Other announcements include initiatives focusing on Palestinian economic development, such as developing 4G wireless networks in Gaza and the West Bank, and working with Israelis to loosen travel restrictions from the West Bank to Jordan.
But “other than his rhetoric,” in the eyes of the Palestinian public, Biden is no different than his predecessor, Donald Trump, according to Ghassan Khatib, lecturer at Birzeit University and former Palestinian Authority official.
“Biden is trying to make it up by replacing political obligations with financial, which is disappointing to Palestinians,” Khatib told VOA.
Shireen Abu Akleh
Abbas also demanded accountability for the death of Palestinian American journalist, Shireen Abu Akleh, who was shot in May as she covered an arrest operation by Israeli Security Forces and clashes at the Jenin refugee camp in the northern occupied West Bank.
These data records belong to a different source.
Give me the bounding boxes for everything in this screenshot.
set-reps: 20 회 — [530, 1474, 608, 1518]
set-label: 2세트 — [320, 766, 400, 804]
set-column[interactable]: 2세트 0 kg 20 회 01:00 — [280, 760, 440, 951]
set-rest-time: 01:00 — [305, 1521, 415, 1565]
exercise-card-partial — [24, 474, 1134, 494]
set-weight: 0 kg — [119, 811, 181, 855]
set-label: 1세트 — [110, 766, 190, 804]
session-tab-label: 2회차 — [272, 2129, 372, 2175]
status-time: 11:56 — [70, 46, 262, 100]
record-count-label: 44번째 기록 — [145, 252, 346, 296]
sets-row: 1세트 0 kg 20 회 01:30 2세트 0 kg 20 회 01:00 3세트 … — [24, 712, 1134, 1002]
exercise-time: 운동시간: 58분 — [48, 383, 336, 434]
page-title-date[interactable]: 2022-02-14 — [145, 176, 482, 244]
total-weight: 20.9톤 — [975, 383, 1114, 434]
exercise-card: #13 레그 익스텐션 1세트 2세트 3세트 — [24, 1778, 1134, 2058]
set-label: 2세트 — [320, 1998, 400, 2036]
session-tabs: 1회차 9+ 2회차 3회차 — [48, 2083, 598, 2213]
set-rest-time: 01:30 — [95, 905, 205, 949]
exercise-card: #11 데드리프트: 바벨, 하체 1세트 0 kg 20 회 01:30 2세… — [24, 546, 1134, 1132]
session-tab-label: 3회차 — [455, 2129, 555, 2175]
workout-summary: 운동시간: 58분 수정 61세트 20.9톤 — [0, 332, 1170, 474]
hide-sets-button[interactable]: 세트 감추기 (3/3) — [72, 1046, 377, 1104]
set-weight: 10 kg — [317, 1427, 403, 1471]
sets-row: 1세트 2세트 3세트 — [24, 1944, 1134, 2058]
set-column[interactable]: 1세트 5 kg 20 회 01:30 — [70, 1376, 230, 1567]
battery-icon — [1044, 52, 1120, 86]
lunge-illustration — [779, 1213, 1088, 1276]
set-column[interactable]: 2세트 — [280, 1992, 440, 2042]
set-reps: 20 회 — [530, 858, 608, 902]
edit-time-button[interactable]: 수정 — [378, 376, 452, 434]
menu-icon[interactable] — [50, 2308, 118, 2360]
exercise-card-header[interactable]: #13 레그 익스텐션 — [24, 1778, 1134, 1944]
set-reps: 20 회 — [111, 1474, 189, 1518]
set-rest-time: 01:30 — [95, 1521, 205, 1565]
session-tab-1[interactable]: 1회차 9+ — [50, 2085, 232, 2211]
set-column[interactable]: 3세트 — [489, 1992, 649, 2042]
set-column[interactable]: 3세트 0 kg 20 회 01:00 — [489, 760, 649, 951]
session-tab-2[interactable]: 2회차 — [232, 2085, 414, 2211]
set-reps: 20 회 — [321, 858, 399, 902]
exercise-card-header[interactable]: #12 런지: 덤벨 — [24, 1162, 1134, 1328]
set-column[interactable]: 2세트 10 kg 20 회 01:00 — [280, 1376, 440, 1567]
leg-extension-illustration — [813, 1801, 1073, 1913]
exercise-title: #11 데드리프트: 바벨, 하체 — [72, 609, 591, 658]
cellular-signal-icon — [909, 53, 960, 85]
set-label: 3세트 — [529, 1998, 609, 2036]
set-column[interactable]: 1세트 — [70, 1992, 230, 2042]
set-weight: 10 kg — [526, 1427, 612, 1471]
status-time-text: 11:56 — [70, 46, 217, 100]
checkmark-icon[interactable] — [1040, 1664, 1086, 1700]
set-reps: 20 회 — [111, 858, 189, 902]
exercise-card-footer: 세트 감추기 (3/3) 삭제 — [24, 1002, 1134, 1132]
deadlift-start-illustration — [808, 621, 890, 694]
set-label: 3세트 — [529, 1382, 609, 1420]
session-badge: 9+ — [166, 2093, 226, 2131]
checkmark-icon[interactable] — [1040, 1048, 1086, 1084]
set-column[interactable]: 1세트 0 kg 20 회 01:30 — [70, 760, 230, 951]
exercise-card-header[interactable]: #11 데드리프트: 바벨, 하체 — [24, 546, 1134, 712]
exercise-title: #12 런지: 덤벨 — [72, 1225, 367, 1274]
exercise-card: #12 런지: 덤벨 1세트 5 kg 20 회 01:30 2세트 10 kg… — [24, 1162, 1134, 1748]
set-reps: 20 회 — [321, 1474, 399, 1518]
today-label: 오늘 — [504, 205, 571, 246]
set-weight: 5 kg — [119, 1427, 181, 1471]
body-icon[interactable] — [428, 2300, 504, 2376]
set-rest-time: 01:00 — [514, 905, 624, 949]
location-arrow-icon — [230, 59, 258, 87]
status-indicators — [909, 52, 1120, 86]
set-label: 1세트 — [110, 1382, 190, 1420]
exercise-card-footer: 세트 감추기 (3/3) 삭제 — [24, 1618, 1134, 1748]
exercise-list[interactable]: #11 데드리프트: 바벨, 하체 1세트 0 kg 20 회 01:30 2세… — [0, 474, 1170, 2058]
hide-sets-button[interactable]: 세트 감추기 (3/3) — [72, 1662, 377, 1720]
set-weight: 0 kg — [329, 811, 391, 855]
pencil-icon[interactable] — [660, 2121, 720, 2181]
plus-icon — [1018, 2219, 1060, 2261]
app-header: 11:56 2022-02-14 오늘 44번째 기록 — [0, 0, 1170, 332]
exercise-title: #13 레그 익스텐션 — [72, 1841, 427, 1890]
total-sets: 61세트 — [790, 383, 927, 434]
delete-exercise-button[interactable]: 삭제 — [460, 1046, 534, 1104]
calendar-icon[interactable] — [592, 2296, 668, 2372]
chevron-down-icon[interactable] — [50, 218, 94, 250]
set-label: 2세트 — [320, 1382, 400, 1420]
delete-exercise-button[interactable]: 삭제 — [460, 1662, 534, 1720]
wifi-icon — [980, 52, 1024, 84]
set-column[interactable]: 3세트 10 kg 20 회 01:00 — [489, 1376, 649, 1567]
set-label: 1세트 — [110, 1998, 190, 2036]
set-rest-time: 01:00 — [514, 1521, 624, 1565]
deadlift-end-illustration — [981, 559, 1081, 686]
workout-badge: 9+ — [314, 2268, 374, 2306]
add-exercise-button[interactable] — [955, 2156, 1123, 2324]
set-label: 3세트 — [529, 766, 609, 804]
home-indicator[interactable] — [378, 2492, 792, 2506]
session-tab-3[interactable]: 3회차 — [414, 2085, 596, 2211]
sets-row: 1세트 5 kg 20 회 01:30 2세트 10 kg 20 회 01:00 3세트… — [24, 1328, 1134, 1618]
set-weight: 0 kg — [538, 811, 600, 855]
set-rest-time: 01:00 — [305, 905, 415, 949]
The Biden administration is accused of trying to shield Israel from taking full responsibility for Akleh’s death. An investigation overseen by American and international experts concluded that gunfire from the Israeli Defense Force positions “was likely responsible” but they “found no reason to believe that this was intentional.”
Akleh, a U.S. citizen, was performing “vital work of democracy” and her death is “an enormous loss to the essential work of sharing with the world the story of the Palestinian people,” Biden said, mispronouncing the journalist’s name as “Alkehli.”
“The United States will continue to insist on a full and transparent accounting of her death, and we will continue to stand up for media freedom everywhere in the world,” Biden said.
At the joint Abbas-Biden press conference, reporters left an empty chair with a poster of the slain journalist in her honor. Her family has demanded to meet with Biden while he is in the region, but no meeting has been scheduled so far.
U.S. Secretary of State Anthony Blinken has spoken with her family and invited them to Washington, according to U.S. National Security Adviser Jake Sullivan.